As a more optimized solution of the present invention, in order to further improve the crushing efficiency of the sand mold and the cleaning efficiency of the cast part, the vibration plate 316 is provided in a plate body structure in accordance with the structure of the clamping plate 325, the exhaust cone 325a on the vibration plate 316 is provided on the upper end surface thereof, the vibration plate 316 can receive high-pressure gas and impact-crush the sand mold and impact-clean the cast part through the exhaust cone 325a provided on the vibration plate 316, and the significance of the solution is that the crushing efficiency of the sand mold and the cleaning efficiency of the cast part are improved.

In order to discharge sand and clean cast molding parts, the discharge member 400 includes a rectangular discharge channel 401 arranged obliquely, the discharge channel 401 is arranged obliquely downward along the conveying direction of the conveying belt 206, the discharge channel 401 is fixedly connected with the mounting frame 100 and sleeved outside the vibrating plate 316 and the two clamping plates 325, a first avoidance opening 402 adapted to the vibrating plate 316 is formed in the side surface of the discharge channel 401, a second avoidance opening 404 adapted to the support column 315 is formed in the lower end surface of the discharge channel 401, the second avoidance opening 404 is arranged close to the upper end of the discharge channel 401, a filter screen 405 is arranged on the lower end surface of the discharge channel 401 close to the lower end opening, a sand discharge hopper 406 communicated with the filter screen 405 is fixedly arranged on the lower end surface of the discharge channel 401, and in order to open and close the upper end opening of the discharge channel 401, a vertical shutter 407 is movably arranged at the upper end opening of the discharge channel 401, the shutter 407 slides up and down along the opening of the discharge passage 401, the shutter 407 slides down to close the upper end opening of the discharge passage 401, and the shutter 407 slides up to release the closing of the upper end opening of the discharge passage 401.

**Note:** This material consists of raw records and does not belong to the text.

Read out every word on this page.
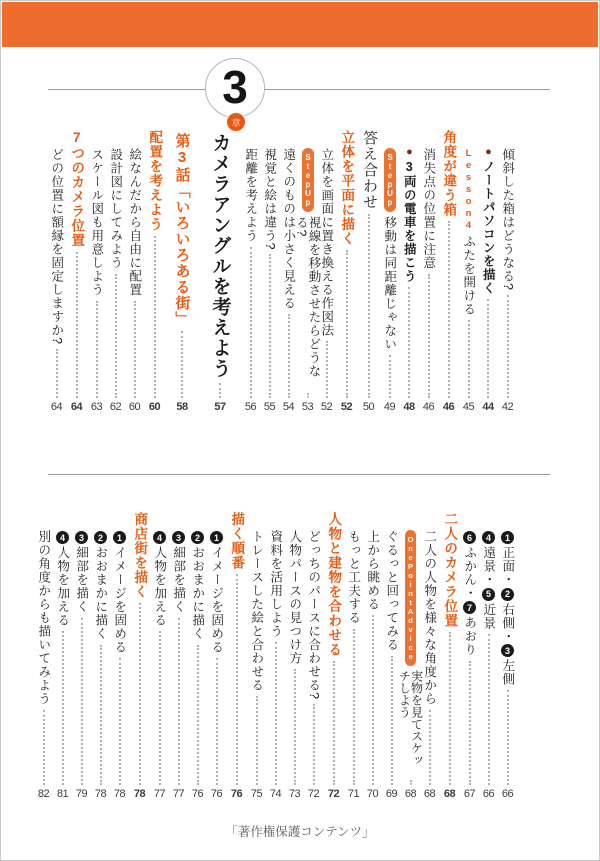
3
章
傾斜した箱はどうなる?
42
●
ノートパソコンを描く
44
Lesson4
ふたを開ける
45
角度が違う箱
46
消失点の位置に注意
46
●
3両の電車を描こう
48
StepUp
移動は同距離じゃない
49
答え合わせ
50
立体を平面に描く
52
立体を画面に置き換える作図法
52
StepUp
視線を移動させたらどうなる?
53
遠くのものは小さく見える
54
視覚と絵は違う?
55
距離を考えよう
56
カメラアングルを考えよう
57
第3話「いろいろある街」
58
配置を考えよう
60
絵なんだから自由に配置
60
設計図にしてみよう
62
スケール図も用意しよう
63
7つのカメラ位置
64
どの位置に額縁を固定しますか?
64
1
正面・
2
右側・
3
左側
66
4
遠景・
5
近景
66
6
ふかん・
7
あおり
67
二人のカメラ位置
68
二人の人物を様々な角度から
68
OnePointAdvice
実物を見てスケッチしよう
68
ぐるっと回ってみる
69
上から眺める
70
もっと工夫する
71
人物と建物を合わせる
72
どっちのパースに合わせる?
72
人物パースの見つけ方
73
資料を活用しよう
74
トレースした絵と合わせる
75
描く順番
76
1
イメージを固める
76
2
おおまかに描く
76
3
細部を描く
77
4
人物を加える
77
商店街を描く
78
1
イメージを固める
78
2
おおまかに描く
78
3
細部を描く
79
4
人物を加える
81
別の角度からも描いてみよう
82
「著作権保護コンテンツ」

In the operation of the discharge member 400, after the sand mold molds are broken, sand falls out and falls into the discharge channel 401, the sand slides down along the discharge channel 401 and falls into the sand discharge hopper 406 through the filter screen 405, the sand is guided out from the sand discharge hopper 406, the user collects and reuses the guided sand, the vibration plate 316 dumps clean cast molding parts into the discharge channel 401, and the clean cast molding parts slide down along the discharge channel 401 and are discharged from the lower opening of the discharge channel 41.